J-Horror Bloat featuring Gotham star Ben McKenzie and Beyond Skyline actress Bojana Novakovic has finished up its principal photography in Japan, Bloody Disgusting learned today.

In the film…

“The story unfolds around a mom (Novakovich) and two sons who are vacationing in Japan while the father of the family (McKenzie), a military officer, is away stationed in Turkey. During their stay outside Tokyo, their younger son almost drowns in a lake. Soon after the accident, the parents realize that something is wrong with their boy.”

The filming locations included Tokyo, featuring one of its most recognizable sights, Shibuya Crossing, as well as Yamanashi, known for the iconic Mount Fuji. According to the tradition with all Japanese horror films, Bloat shooting began with a blessing at a local temple, explains the press release.

Bloat is written and directed by Tokyo-based horror filmmaker Pablo Absento. The new horror will feature Bon Koizumi, great-grandson of the legendary Japanese folklorist and horror story collector Lafcadio Hearn and the director of his museum. The characters of the film will eventually come to him searching for answers about the mysterious Japanese folklore demons. His great-grandfather Hearn became the adopted father of the Kaidan (ghost story) and the first foreigner to retell these folktales for a Western audience. Classic Japanese ghost stories and horror tales like The Story of Mimi-Nashi-Hōïchi and Yuki-Onna are known thanks to his retellings. 

Bloat is the second co-production of the visualist filmmaker Timur Bekmambetov’s production banner Bazelevs (Unfriended, Searching, Profile) and French production and sales house Pulsar Content (The Deep House). Their inaugural partnership, the sci-fi thriller Resurrected, starring The Vigil actor Dave Davis and directed by Egor Baranov, was presented to the buyers at the Toronto Film Festival earlier this month.
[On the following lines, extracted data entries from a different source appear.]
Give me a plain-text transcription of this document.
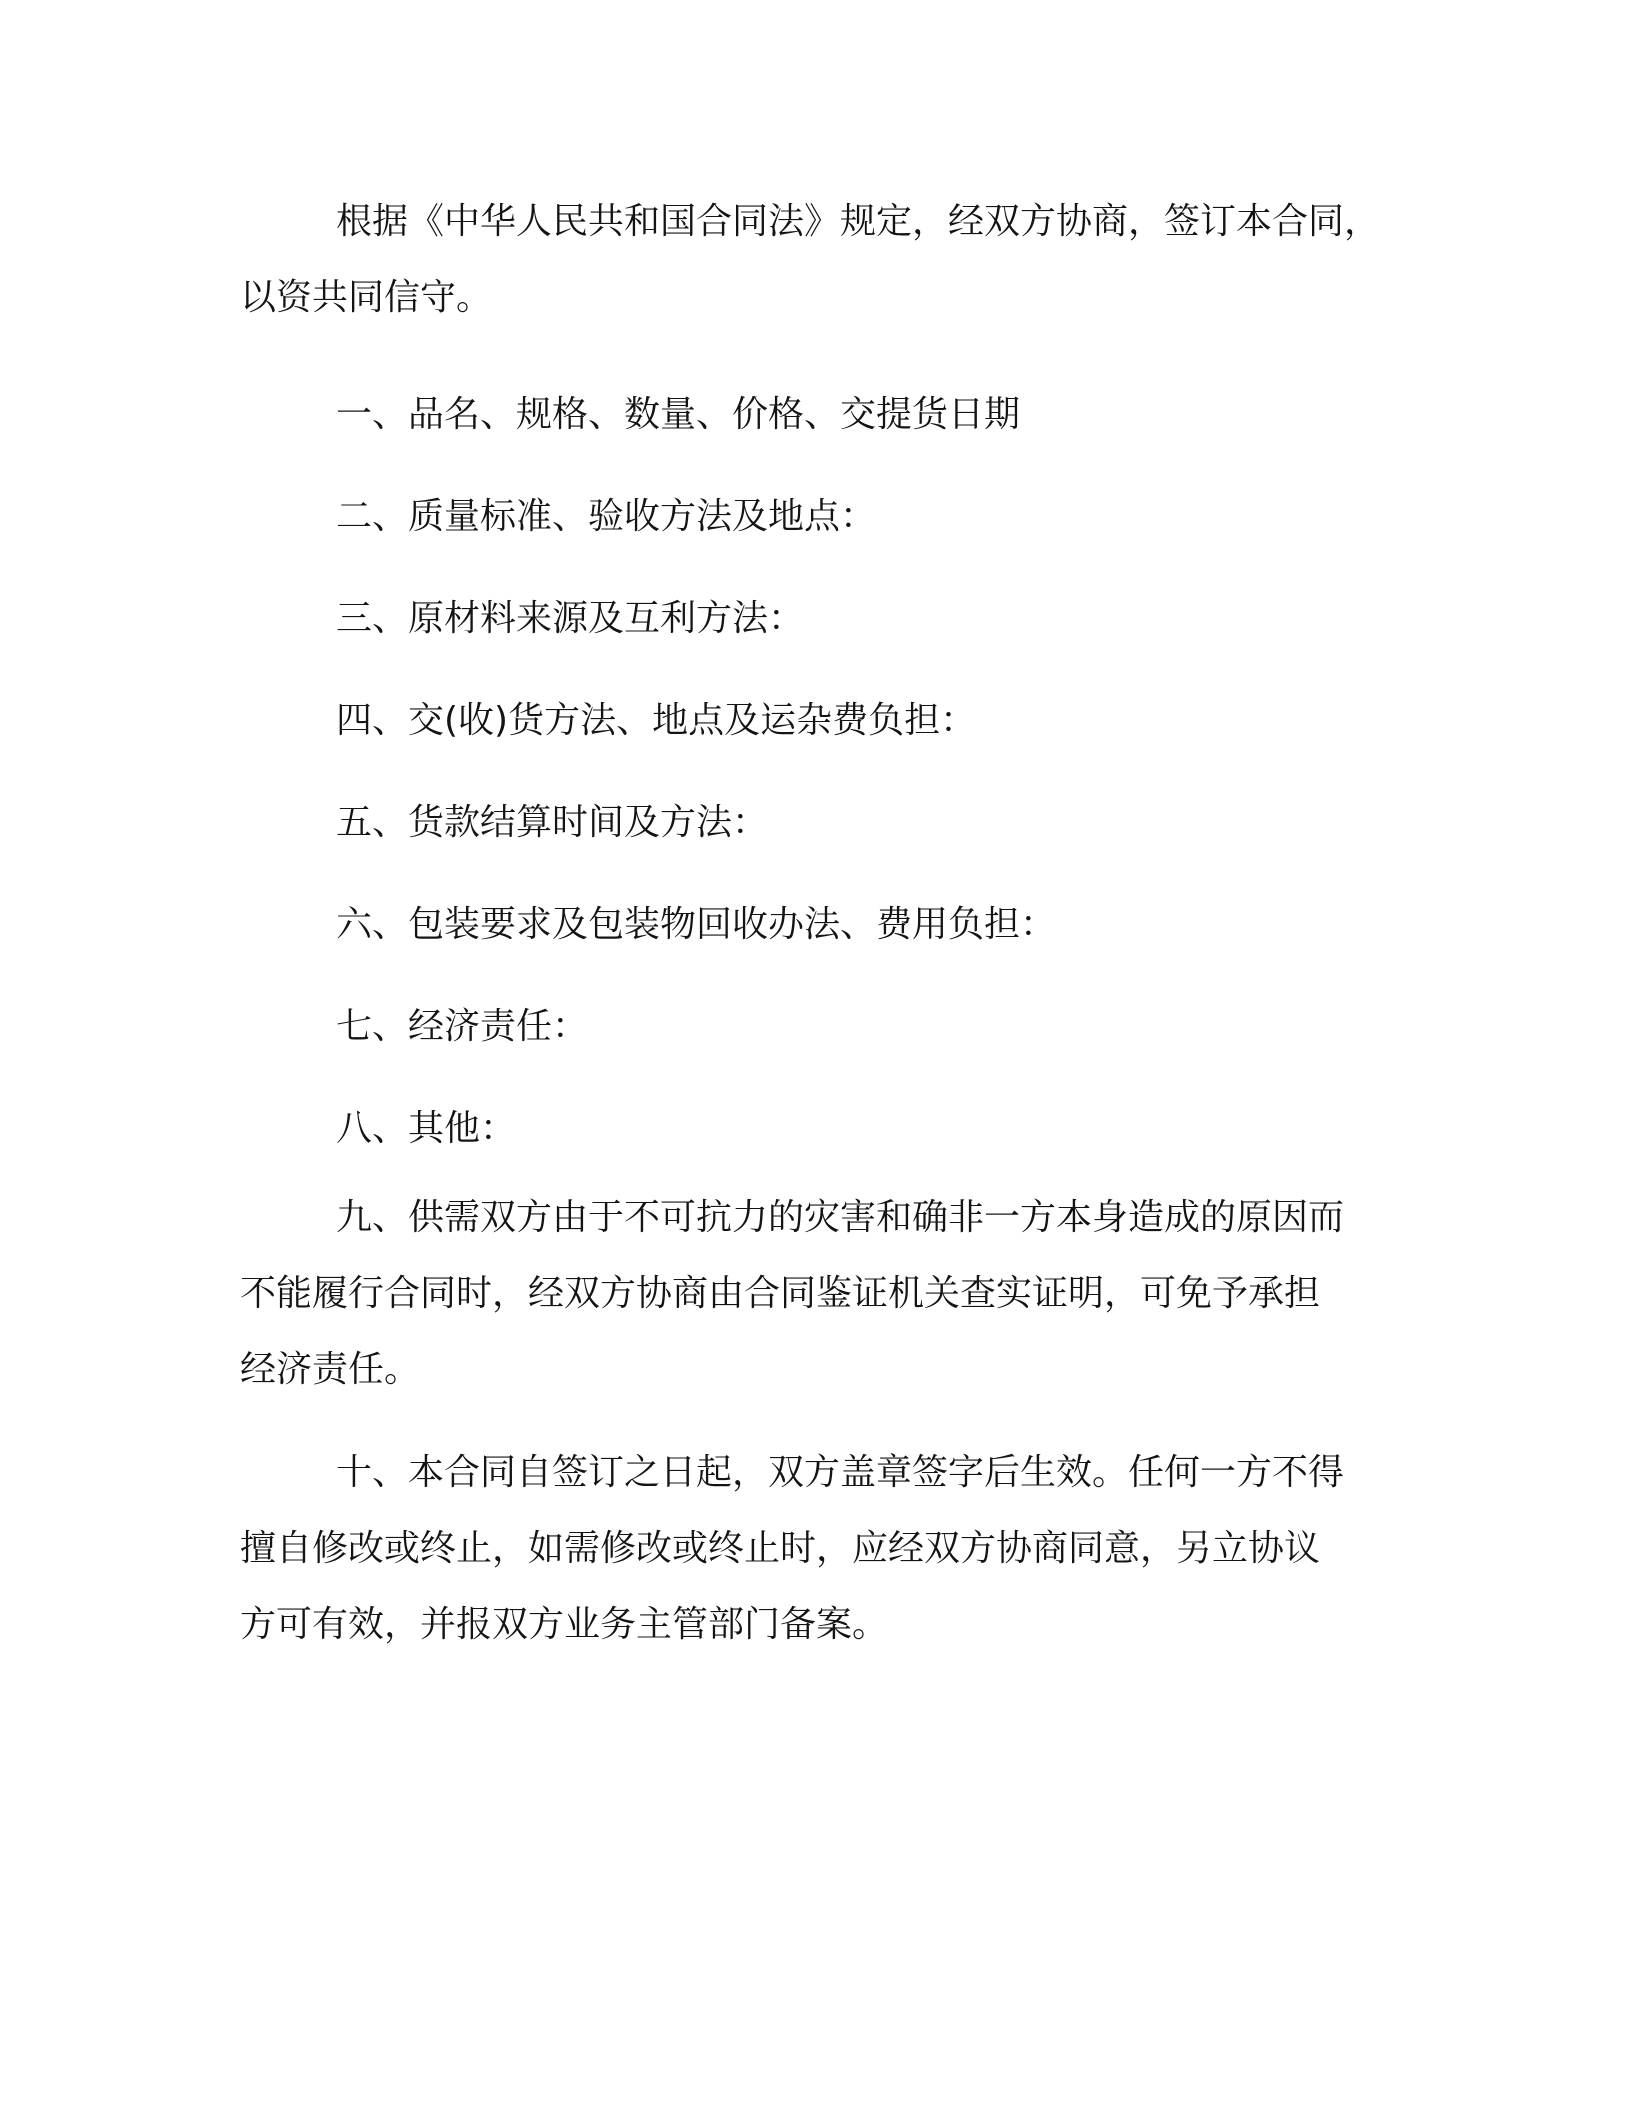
根据《中华人民共和国合同法》规定，经双方协商，签订本合同，
以资共同信守。
一、品名、规格、数量、价格、交提货日期
二、质量标准、验收方法及地点：
三、原材料来源及互利方法：
四、交(收)货方法、地点及运杂费负担：
五、货款结算时间及方法：
六、包装要求及包装物回收办法、费用负担：
七、经济责任：
八、其他：
九、供需双方由于不可抗力的灾害和确非一方本身造成的原因而
不能履行合同时，经双方协商由合同鉴证机关查实证明，可免予承担
经济责任。
十、本合同自签订之日起，双方盖章签字后生效。任何一方不得
擅自修改或终止，如需修改或终止时，应经双方协商同意，另立协议
方可有效，并报双方业务主管部门备案。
Both films adopt Bekmambetov’s signature screenlife filmmaking method, in which the story unfolds on the screens of devices used by the movie characters. The first screenlife release, Unfriended, was picked up by Universal and grossed $65 million worldwide in 2015. It was followed by Searching, starring Debra Messing and John Cho, which was acquired by Sony Pictures and raked in $75 million. Bekmambetov was a producer of both films, which were shot for under $1 million.